Analytics/Cluster/Edit data loading

From Wikitech

This page describes the first step of the edit history reconstruction pipeline: the loading of MediaWiki data into Hadoop. This is done using a couple of scripts stored in the analytics-refinery-source repository. After that, next steps in the pipeline will process that data within the cluster and generate the desired output.

Sqooping data

The main script uses apache sqoop to import some MediaWiki tables from publicly available databases replica and production replicas into Analytics' Hadoop cluster. You can find it in the analytics-refinery github. The MediaWiki tables imported from the public replicas are archive, category, categorylinks, change_tag, change_tag_def, content, content_models, externallinks, image, imagelinks, ipblocks, ipblocks_restrictions, iwlinks, langlinks, logging, page, pagelinks, page_props, page_restrictions, redirect, revision, slots, slot_roles, templatelinks, user, user_groups, user_properties, wbc_entity_usage. Tables imported from the production replicas are: actor, comment, watchlist. Finally some special case sqoop jobs are used to get the cu_changes and discussiontools_subscription tables from the production replicas.

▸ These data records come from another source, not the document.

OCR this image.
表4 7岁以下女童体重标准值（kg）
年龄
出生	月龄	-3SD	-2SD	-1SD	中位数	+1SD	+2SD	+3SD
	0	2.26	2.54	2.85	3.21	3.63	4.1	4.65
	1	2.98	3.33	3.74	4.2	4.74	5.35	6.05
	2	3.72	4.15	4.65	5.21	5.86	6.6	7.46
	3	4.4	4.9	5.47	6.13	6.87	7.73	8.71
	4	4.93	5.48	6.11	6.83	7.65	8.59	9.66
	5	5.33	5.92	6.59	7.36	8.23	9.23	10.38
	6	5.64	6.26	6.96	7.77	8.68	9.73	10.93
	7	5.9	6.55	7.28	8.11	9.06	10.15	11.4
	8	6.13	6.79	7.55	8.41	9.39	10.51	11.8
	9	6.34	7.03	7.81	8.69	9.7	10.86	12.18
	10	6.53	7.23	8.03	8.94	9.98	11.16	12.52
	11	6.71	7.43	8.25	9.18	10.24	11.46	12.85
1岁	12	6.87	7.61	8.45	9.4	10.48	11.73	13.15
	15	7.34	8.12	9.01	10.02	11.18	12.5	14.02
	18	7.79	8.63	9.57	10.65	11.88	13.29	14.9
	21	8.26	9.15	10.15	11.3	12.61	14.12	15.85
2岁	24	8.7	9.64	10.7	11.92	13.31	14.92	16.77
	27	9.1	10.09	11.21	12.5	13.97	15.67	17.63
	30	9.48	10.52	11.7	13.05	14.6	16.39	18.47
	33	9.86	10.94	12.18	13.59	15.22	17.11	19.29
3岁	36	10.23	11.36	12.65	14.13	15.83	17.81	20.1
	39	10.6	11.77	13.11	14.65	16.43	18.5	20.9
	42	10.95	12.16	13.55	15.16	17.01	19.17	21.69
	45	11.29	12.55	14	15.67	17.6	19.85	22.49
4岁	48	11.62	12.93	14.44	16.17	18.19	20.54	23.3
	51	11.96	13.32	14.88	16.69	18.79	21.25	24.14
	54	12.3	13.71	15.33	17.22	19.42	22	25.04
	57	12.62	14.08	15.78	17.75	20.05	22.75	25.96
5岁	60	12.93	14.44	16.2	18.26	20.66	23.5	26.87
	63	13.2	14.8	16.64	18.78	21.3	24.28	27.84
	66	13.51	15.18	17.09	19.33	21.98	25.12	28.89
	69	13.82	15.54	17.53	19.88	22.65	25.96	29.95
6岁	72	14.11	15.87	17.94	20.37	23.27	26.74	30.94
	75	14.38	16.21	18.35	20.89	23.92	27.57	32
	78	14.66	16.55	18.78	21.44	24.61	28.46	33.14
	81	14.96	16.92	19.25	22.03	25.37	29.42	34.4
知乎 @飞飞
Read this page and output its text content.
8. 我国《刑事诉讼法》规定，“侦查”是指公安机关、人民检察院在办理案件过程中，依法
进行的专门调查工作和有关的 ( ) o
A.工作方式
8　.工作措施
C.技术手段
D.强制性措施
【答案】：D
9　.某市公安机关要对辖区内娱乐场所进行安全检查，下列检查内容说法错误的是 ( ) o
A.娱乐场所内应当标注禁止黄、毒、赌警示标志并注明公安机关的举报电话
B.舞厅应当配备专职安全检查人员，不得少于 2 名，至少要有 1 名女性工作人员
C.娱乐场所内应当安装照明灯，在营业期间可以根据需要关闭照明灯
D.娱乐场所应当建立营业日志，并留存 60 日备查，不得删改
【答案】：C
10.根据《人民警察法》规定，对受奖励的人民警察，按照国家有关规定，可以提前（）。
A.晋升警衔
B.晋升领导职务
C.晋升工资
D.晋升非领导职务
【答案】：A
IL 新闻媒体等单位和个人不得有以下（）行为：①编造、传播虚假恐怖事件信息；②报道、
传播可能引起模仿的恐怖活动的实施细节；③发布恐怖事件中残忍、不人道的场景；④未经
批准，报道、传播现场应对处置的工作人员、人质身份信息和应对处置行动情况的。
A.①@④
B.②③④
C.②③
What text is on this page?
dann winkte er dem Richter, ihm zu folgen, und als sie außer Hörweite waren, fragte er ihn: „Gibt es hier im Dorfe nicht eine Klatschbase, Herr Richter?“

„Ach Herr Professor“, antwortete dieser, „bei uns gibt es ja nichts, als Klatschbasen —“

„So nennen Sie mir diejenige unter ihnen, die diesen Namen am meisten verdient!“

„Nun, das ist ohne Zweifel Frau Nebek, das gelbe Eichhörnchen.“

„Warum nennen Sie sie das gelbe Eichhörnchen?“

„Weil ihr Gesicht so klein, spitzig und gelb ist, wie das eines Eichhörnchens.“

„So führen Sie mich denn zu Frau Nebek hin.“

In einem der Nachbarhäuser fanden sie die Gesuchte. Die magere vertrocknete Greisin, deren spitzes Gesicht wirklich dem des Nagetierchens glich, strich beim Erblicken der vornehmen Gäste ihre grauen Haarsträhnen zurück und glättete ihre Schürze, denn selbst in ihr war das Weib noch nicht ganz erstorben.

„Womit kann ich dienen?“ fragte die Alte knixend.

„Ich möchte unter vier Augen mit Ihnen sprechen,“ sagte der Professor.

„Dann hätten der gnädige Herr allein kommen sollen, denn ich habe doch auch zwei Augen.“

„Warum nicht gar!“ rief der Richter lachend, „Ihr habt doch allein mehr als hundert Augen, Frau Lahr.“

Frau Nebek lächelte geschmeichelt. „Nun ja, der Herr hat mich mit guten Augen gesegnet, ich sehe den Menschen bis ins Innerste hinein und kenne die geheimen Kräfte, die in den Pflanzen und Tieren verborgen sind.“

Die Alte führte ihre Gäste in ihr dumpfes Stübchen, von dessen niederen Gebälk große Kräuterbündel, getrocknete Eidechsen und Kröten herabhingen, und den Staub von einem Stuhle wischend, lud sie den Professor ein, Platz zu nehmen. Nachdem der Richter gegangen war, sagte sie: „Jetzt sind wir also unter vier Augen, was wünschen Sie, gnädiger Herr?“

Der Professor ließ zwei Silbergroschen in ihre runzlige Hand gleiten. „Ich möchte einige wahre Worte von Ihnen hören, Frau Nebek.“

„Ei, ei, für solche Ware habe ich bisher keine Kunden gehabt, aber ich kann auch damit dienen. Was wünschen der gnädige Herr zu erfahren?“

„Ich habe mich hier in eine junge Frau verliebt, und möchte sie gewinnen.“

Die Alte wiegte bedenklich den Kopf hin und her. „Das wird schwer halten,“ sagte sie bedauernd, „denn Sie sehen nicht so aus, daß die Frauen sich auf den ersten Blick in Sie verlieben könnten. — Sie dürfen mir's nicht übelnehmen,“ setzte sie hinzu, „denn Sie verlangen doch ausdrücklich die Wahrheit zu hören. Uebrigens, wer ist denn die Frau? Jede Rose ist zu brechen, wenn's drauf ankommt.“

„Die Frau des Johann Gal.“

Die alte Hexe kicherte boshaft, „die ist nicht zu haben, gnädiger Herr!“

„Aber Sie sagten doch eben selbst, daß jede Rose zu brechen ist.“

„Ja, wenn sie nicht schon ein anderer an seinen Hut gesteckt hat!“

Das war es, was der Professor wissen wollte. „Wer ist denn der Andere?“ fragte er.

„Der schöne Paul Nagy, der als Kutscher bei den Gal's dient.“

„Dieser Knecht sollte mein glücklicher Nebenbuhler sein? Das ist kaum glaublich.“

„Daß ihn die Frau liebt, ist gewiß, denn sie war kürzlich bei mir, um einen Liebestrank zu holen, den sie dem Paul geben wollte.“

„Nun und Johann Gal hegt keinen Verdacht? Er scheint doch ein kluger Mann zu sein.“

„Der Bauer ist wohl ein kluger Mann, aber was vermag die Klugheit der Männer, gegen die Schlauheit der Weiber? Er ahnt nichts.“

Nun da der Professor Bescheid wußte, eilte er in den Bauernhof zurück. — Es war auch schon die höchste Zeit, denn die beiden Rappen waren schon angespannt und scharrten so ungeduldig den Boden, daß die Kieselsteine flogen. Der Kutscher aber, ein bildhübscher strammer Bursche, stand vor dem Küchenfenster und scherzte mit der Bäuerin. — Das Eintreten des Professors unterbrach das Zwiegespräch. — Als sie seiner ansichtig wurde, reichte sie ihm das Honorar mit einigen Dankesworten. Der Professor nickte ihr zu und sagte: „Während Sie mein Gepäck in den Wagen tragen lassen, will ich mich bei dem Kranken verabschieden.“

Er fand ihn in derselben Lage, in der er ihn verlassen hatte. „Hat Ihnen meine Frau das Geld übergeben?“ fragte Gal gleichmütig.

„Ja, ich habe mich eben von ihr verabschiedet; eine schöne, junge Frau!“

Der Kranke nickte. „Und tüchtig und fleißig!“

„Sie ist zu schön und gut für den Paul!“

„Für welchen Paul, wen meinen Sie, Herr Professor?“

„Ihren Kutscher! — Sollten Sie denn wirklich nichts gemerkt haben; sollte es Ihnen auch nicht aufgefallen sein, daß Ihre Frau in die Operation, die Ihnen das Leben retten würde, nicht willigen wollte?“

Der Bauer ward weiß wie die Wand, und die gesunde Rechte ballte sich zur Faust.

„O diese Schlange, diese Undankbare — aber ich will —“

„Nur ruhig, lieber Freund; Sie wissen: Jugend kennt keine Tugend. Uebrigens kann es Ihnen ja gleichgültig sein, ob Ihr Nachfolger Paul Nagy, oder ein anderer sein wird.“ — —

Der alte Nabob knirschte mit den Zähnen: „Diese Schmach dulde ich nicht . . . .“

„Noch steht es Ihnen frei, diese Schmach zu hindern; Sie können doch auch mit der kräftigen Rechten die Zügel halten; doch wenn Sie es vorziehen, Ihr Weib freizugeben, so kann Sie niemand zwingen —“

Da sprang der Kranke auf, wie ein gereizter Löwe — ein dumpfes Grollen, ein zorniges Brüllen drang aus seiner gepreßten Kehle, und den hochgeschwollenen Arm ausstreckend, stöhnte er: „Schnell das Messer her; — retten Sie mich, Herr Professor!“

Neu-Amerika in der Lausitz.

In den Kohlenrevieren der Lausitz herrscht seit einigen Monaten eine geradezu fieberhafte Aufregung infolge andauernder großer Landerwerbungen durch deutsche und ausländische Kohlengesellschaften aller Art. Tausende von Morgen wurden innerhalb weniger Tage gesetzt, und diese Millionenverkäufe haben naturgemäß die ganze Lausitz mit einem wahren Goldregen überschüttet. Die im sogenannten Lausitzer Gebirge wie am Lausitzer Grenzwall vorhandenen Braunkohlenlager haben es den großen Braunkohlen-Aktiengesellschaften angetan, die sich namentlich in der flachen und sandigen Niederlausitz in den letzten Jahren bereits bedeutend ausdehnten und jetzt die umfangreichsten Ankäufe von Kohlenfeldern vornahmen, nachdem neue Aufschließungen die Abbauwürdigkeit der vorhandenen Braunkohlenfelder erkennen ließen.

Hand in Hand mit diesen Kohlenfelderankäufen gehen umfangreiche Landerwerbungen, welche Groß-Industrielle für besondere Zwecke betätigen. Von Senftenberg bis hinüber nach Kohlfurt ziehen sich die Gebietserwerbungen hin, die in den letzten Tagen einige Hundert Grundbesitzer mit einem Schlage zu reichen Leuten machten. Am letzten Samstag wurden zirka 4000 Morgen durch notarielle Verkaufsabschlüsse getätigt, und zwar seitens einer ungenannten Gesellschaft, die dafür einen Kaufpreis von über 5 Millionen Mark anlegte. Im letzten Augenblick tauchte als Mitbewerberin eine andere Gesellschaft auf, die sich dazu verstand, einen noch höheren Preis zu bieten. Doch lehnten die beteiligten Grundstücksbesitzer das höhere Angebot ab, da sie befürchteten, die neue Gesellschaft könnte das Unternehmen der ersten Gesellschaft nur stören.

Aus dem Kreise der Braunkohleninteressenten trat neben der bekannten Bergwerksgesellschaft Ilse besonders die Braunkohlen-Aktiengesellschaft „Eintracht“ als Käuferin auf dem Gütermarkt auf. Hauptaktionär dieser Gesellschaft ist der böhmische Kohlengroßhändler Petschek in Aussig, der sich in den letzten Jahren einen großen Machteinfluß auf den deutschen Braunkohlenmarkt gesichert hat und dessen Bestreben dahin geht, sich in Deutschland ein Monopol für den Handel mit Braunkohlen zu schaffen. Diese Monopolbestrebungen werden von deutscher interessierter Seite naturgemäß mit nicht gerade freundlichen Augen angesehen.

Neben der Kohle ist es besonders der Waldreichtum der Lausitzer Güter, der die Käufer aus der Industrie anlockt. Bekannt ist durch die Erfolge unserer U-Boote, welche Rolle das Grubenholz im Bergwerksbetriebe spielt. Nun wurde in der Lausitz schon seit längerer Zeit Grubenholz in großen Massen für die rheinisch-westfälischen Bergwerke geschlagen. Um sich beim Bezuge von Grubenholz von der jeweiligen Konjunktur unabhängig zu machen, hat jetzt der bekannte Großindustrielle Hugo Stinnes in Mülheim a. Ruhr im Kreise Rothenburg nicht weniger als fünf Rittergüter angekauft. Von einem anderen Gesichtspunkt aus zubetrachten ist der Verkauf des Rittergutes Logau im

In addition to that, another table is created in Hadoop: namespace_mapping. It contains localized namespaces for every wiki (see namespace mapping script below). This sqooping process is to be done at the beginning of every month, and it is done since the beginning of time every time. It is designed in a non-incremental fashion to adapt to the fact that MediaWiki data (revision, archive and logging) can suffer alterations in log records created in the past.

Sqooping wikis in groups

As in the other steps of the pipeline, there have been performance challenges associated with the size and nature of the data in this script as well. Sqoop would crash if trying to import all wikis at once, but also a job for each one of the ~800 wikis would be too slow and error prone. The solution we went for is to group the wikis in clusters that can be processed by sqoop in parallel. The groups have been determined by studying the sizes of all wikis. You can see a diagram of the partitions in github.

Namespace mapping script

An important feature of this process is also the generation of the namespaces mapping table. This table holds a relation between namespace names and namespace ids for all wikis. Note that many wikis have (or have had at some point in time) their own localized versions of the namespace names, like "Benutzer" (German) instead of "User". This table translates all versions (localized and standard) of namespace names into their namespace ids, which will help further steps in the pipeline to normalize and reconstruct the editing data. You can find the namespace mapping script in github.